Written for RAF News May 2019
Trevor (Spencer Brown) spends his days in a shed on his allotment, painting miniature figurines for a fantasy role playing game, ignoring the reality of his unemployment by imagining himself a hero.
Using this overgrown patch of land as a hideout from his nagging wife, distilling vodka from potatoes pilfered from his neighbours, Trevor isn’t popular. He is smug and condescending without a modicum of self awareness, refusing to get his allotment in order because gardening isn’t for him.

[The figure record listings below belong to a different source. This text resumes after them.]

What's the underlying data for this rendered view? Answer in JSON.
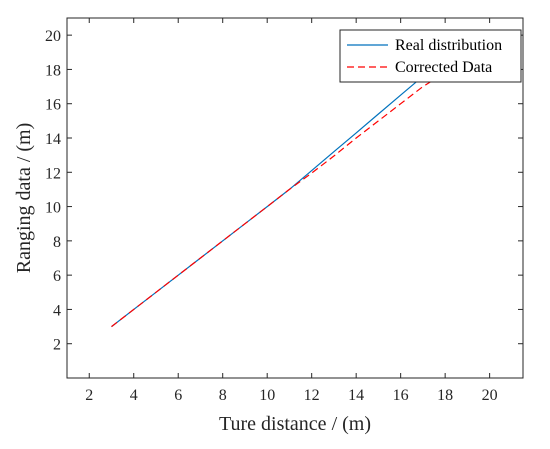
{
  "chart_data": {
    "type": "line",
    "xlabel": "Ture distance / (m)",
    "ylabel": "Ranging data / (m)",
    "xlim": [
      1,
      21.5
    ],
    "ylim": [
      0,
      21.0
    ],
    "x_ticks": [
      2,
      4,
      6,
      8,
      10,
      12,
      14,
      16,
      18,
      20
    ],
    "y_ticks": [
      2,
      4,
      6,
      8,
      10,
      12,
      14,
      16,
      18,
      20
    ],
    "grid": false,
    "legend_position": "top-right",
    "series": [
      {
        "name": "Real distribution",
        "color": "#0072BD",
        "dash": "solid",
        "x": [
          3,
          5,
          7,
          9,
          10,
          11,
          12,
          13,
          14,
          15,
          16,
          17,
          17.3
        ],
        "y": [
          3,
          5,
          7,
          9,
          10,
          11,
          12.1,
          13.2,
          14.3,
          15.4,
          16.5,
          17.6,
          17.9
        ]
      },
      {
        "name": "Corrected Data",
        "color": "#FF0000",
        "dash": "dashed",
        "x": [
          3,
          5,
          7,
          9,
          10,
          11,
          12,
          13,
          14,
          15,
          16,
          17,
          17.5
        ],
        "y": [
          3,
          5,
          7,
          9,
          10,
          11,
          11.95,
          12.95,
          14.0,
          15.0,
          16.0,
          17.0,
          17.4
        ]
      }
    ]
  }
}
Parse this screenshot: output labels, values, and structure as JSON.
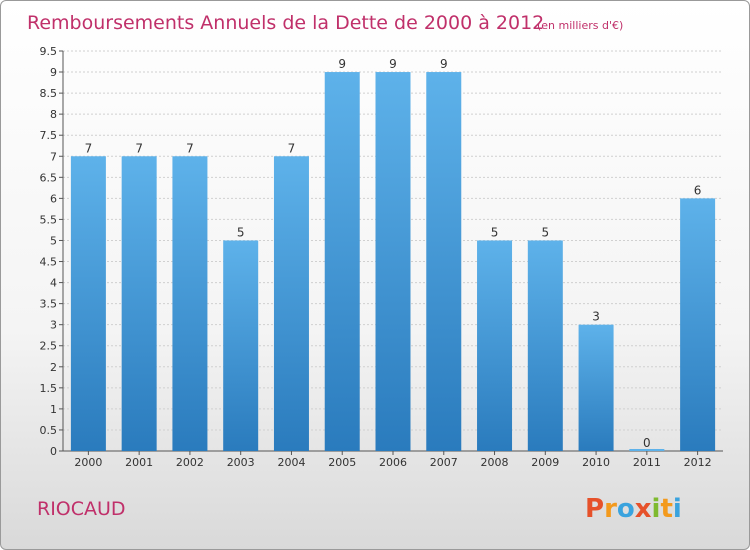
{
  "header": {
    "title": "Remboursements Annuels de la Dette de 2000 à 2012",
    "subtitle": "(en milliers d'€)"
  },
  "commune": "RIOCAUD",
  "brand": {
    "letters": [
      "P",
      "r",
      "o",
      "x",
      "i",
      "t",
      "i"
    ],
    "colors": [
      "#e6512a",
      "#f39a1d",
      "#3aa3de",
      "#e6512a",
      "#7fba2f",
      "#f39a1d",
      "#3aa3de"
    ]
  },
  "colors": {
    "bar_light": "#5eb2ea",
    "bar_dark": "#2a7bbd",
    "title": "#c0306a",
    "grid": "#d0d0d0"
  },
  "chart_data": {
    "type": "bar",
    "title": "Remboursements Annuels de la Dette de 2000 à 2012",
    "subtitle": "(en milliers d'€)",
    "categories": [
      "2000",
      "2001",
      "2002",
      "2003",
      "2004",
      "2005",
      "2006",
      "2007",
      "2008",
      "2009",
      "2010",
      "2011",
      "2012"
    ],
    "values": [
      7,
      7,
      7,
      5,
      7,
      9,
      9,
      9,
      5,
      5,
      3,
      0,
      6
    ],
    "data_labels": [
      "7",
      "7",
      "7",
      "5",
      "7",
      "9",
      "9",
      "9",
      "5",
      "5",
      "3",
      "0",
      "6"
    ],
    "y_ticks": [
      "0",
      "0.5",
      "1",
      "1.5",
      "2",
      "2.5",
      "3",
      "3.5",
      "4",
      "4.5",
      "5",
      "5.5",
      "6",
      "6.5",
      "7",
      "7.5",
      "8",
      "8.5",
      "9",
      "9.5"
    ],
    "ylim": [
      0,
      9.5
    ],
    "grid": true,
    "xlabel": "",
    "ylabel": ""
  }
}
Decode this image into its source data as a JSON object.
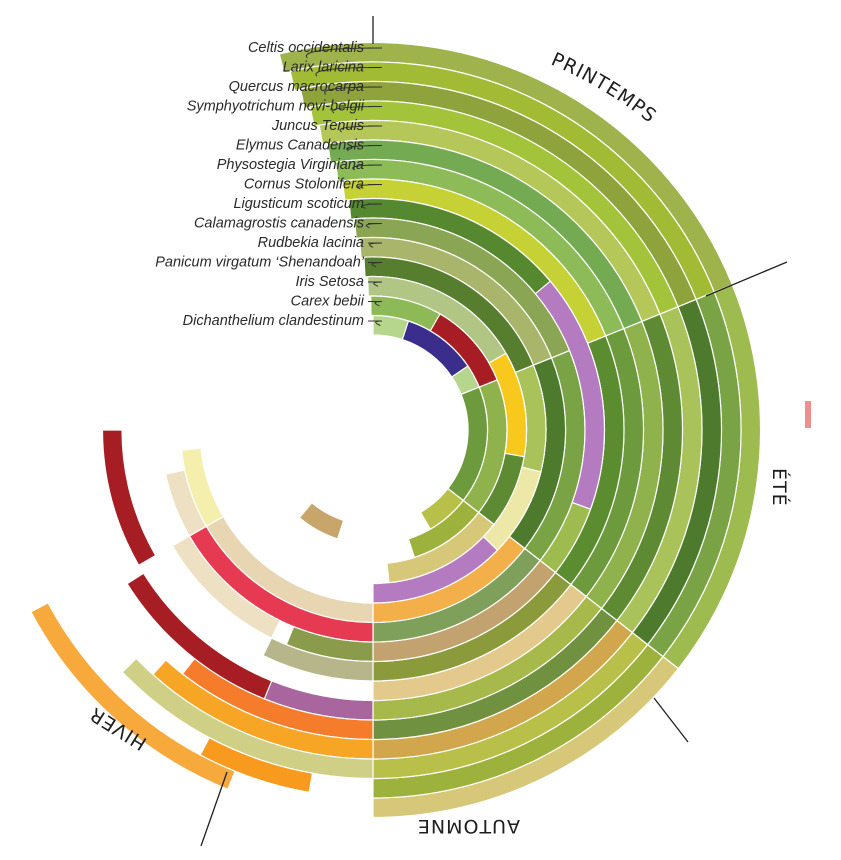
{
  "species": [
    {
      "name": "Celtis occidentalis",
      "color": "#9fb34c"
    },
    {
      "name": "Larix laricina",
      "color": "#a1bb35"
    },
    {
      "name": "Quercus macrocarpa",
      "color": "#8ea33b"
    },
    {
      "name": "Symphyotrichum novi-belgii",
      "color": "#a3c43a"
    },
    {
      "name": "Juncus Tenuis",
      "color": "#b6c75a"
    },
    {
      "name": "Elymus Canadensis",
      "color": "#74ab52"
    },
    {
      "name": "Physostegia Virginiana",
      "color": "#8dbb58"
    },
    {
      "name": "Cornus Stolonifera",
      "color": "#c6d136"
    },
    {
      "name": "Ligusticum scoticum",
      "color": "#56892f"
    },
    {
      "name": "Calamagrostis canadensis",
      "color": "#8aa553"
    },
    {
      "name": "Rudbekia lacinia",
      "color": "#a9b56a"
    },
    {
      "name": "Panicum virgatum ‘Shenandoah’",
      "color": "#577d2e"
    },
    {
      "name": "Iris Setosa",
      "color": "#b1c584"
    },
    {
      "name": "Carex bebii",
      "color": "#8db956"
    },
    {
      "name": "Dichanthelium clandestinum",
      "color": "#b6d58d"
    }
  ],
  "seasons": {
    "spring": "PRINTEMPS",
    "summer": "ÉTÉ",
    "autumn": "AUTOMNE",
    "winter": "HIVER"
  },
  "palette": {
    "summer_dark": "#4d7a2c",
    "cream": "#eee8a8",
    "purple": "#b57bc0",
    "dark_purple": "#3a2d8c",
    "crimson": "#a61e24",
    "orange": "#f9c81c",
    "winter_orange": "#f7a93c",
    "pale": "#ede0c3"
  }
}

Cowardly and yet aggressively combative, his only friend Graham (Ewen MacIntosh) is an agoraphobe who shares his misplaced arrogance. But together they might be the only hope for humanity on the brink of a zombie apocalypse. It doesn’t get bogged down in explaining how or why, but the assumption is that we’ve all seen enough zombie films to get the gist; and we have.
The film has the most fun when it’s playing with special effects and make-up, but it does itself a disservice by creating a central character so loathsome that you end up routing for the undead. Although it is farcical, when Jeff accidentally kills a neighbouring gardener (Kane Hodder) in the opening of the film, and decides to chop him up to avoid suspicion, nothing supernatural has occurred. He is simply an unsympathetic and painfully unfunny sociopath.
As the title pretty much spells out, this English Zombie comedy is derivative, making references to films that are making references to other films, like a photocopy of a photocopy, losing trace of anything original or funny.
The bulk of the cast, including small parts for horror legends Michael Berryman and Bill Moseley, have seen there fair share of low budget horrors and zombie flicks – a sub-genre that has become so saturated that it is mentioned in the film itself, but that doesn’t mean it won’t keep coming back.